QUEZON CITY — Reports claiming there will be a strong earthquake between Feb. 24 and March 8 due to rupture in the West Valley Fault that traverses a wide portion of Metro Manila and nearby provinces are untrue.

 

This was stressed by government seismologists as they warned the public on the spread of fake news on the supposed "Big One."

 

The 100-kilometer West Valley Fault traverses parts of Bulacan through Quezon City, Marikina, Makati, Pasig, Taguig and Muntinlupa in Metro Manila; San Pedro, Biñan, Sta. Rosa, Cabuyao and Calamba in Laguna; and Carmona, General Mariano Alvarez and Silang in Cavite.

 

“We cannot predict when or where an earthquake will happen.
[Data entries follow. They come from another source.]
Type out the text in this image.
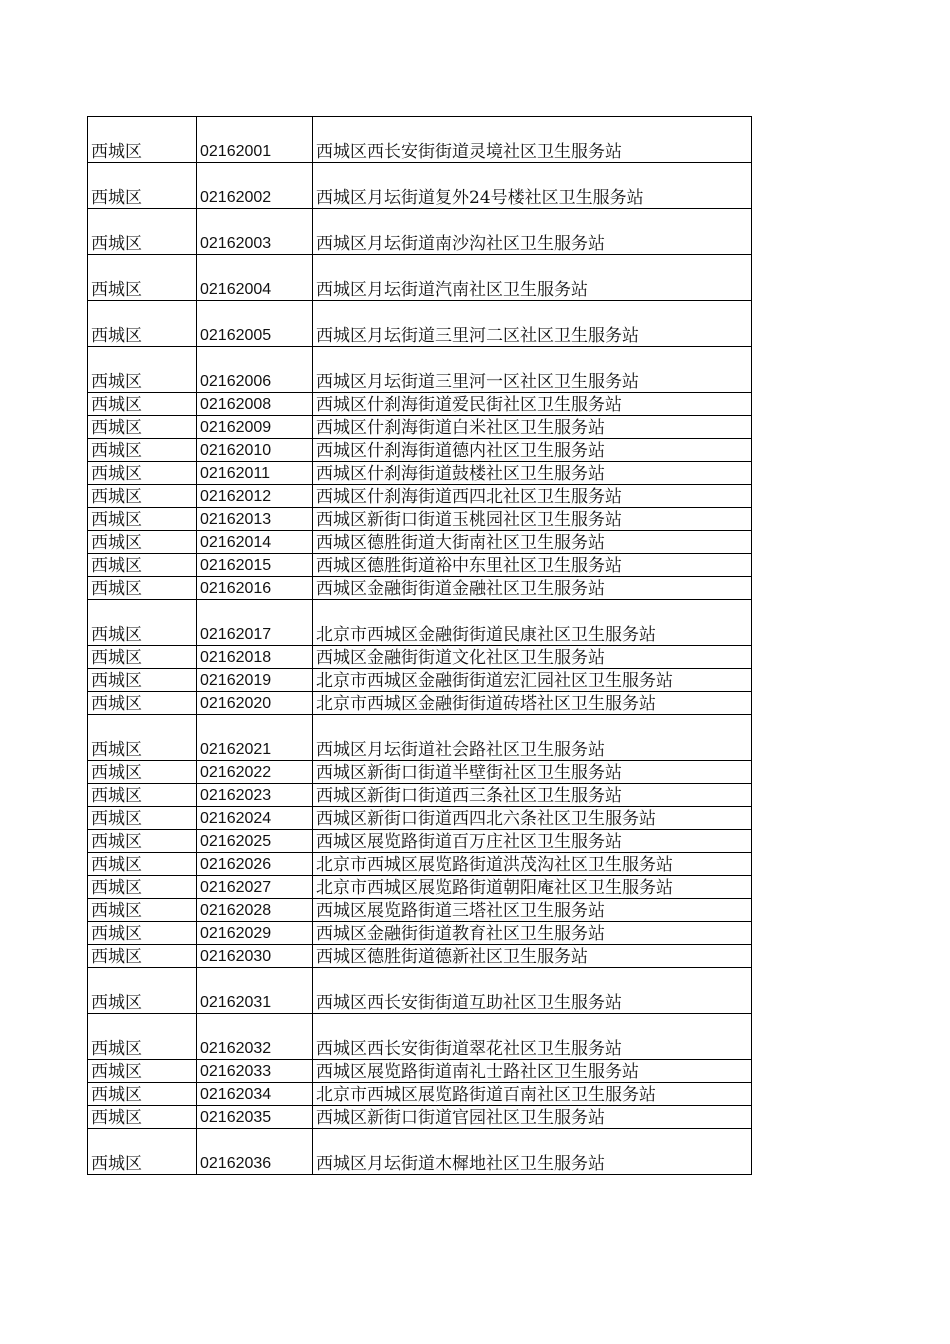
西城区	02162001	西城区西长安街街道灵境社区卫生服务站
西城区	02162002	西城区月坛街道复外24号楼社区卫生服务站
西城区	02162003	西城区月坛街道南沙沟社区卫生服务站
西城区	02162004	西城区月坛街道汽南社区卫生服务站
西城区	02162005	西城区月坛街道三里河二区社区卫生服务站
西城区	02162006	西城区月坛街道三里河一区社区卫生服务站
西城区	02162008	西城区什刹海街道爱民街社区卫生服务站
西城区	02162009	西城区什刹海街道白米社区卫生服务站
西城区	02162010	西城区什刹海街道德内社区卫生服务站
西城区	02162011	西城区什刹海街道鼓楼社区卫生服务站
西城区	02162012	西城区什刹海街道西四北社区卫生服务站
西城区	02162013	西城区新街口街道玉桃园社区卫生服务站
西城区	02162014	西城区德胜街道大街南社区卫生服务站
西城区	02162015	西城区德胜街道裕中东里社区卫生服务站
西城区	02162016	西城区金融街街道金融社区卫生服务站
西城区	02162017	北京市西城区金融街街道民康社区卫生服务站
西城区	02162018	西城区金融街街道文化社区卫生服务站
西城区	02162019	北京市西城区金融街街道宏汇园社区卫生服务站
西城区	02162020	北京市西城区金融街街道砖塔社区卫生服务站
西城区	02162021	西城区月坛街道社会路社区卫生服务站
西城区	02162022	西城区新街口街道半壁街社区卫生服务站
西城区	02162023	西城区新街口街道西三条社区卫生服务站
西城区	02162024	西城区新街口街道西四北六条社区卫生服务站
西城区	02162025	西城区展览路街道百万庄社区卫生服务站
西城区	02162026	北京市西城区展览路街道洪茂沟社区卫生服务站
西城区	02162027	北京市西城区展览路街道朝阳庵社区卫生服务站
西城区	02162028	西城区展览路街道三塔社区卫生服务站
西城区	02162029	西城区金融街街道教育社区卫生服务站
西城区	02162030	西城区德胜街道德新社区卫生服务站
西城区	02162031	西城区西长安街街道互助社区卫生服务站
西城区	02162032	西城区西长安街街道翠花社区卫生服务站
西城区	02162033	西城区展览路街道南礼士路社区卫生服务站
西城区	02162034	北京市西城区展览路街道百南社区卫生服务站
西城区	02162035	西城区新街口街道官园社区卫生服务站
西城区	02162036	西城区月坛街道木樨地社区卫生服务站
There is no reliable technology in the world that can confidently predict the date, time and location of large earthquakes,” said the Philippine Institute of Volcanology and Seismology.

 

 “What we do is prepare earthquake scenarios of hazards and impacts to be used as guide for mitigation, preparedness and response,” it added.

 

The agency cautioned against sharing such information, saying it could cause panic.

 

It directed netizens to the Phivolcs website and social media accounts for earthquake information and other preparedness materials.

 

Following the magnitude 6.7 earthquake that struck Surigao del Norte last Feb. 10, Phivolcs director Renato Solidum warned residents in Metro Manila and nearby provinces to prepare for a strong earthquake that could kill thousands.

 

Called the “Big One,” the said tremor, which could be as strong as magnitude 7.2, would be generated by the movement of the West Valley Fault.

 

While the fault is ripe for movement, Phivolcs repeatedly maintained that there is no technology available yet to predict when an earthquake will happen.

 

Solidum earlier said that the West Valley Fault moves roughly every 400 years. The last major earthquake generated by this fault was in 1658 or 357 years ago.

 

A 2004 study funded by the Japan International Cooperation Agency for Phivolcs and the Metropolitan Manila Development Authority showed that a magnitude 7.2 quake could kill up to 34,000 people and injured 100,000 others due to collapsed buildings.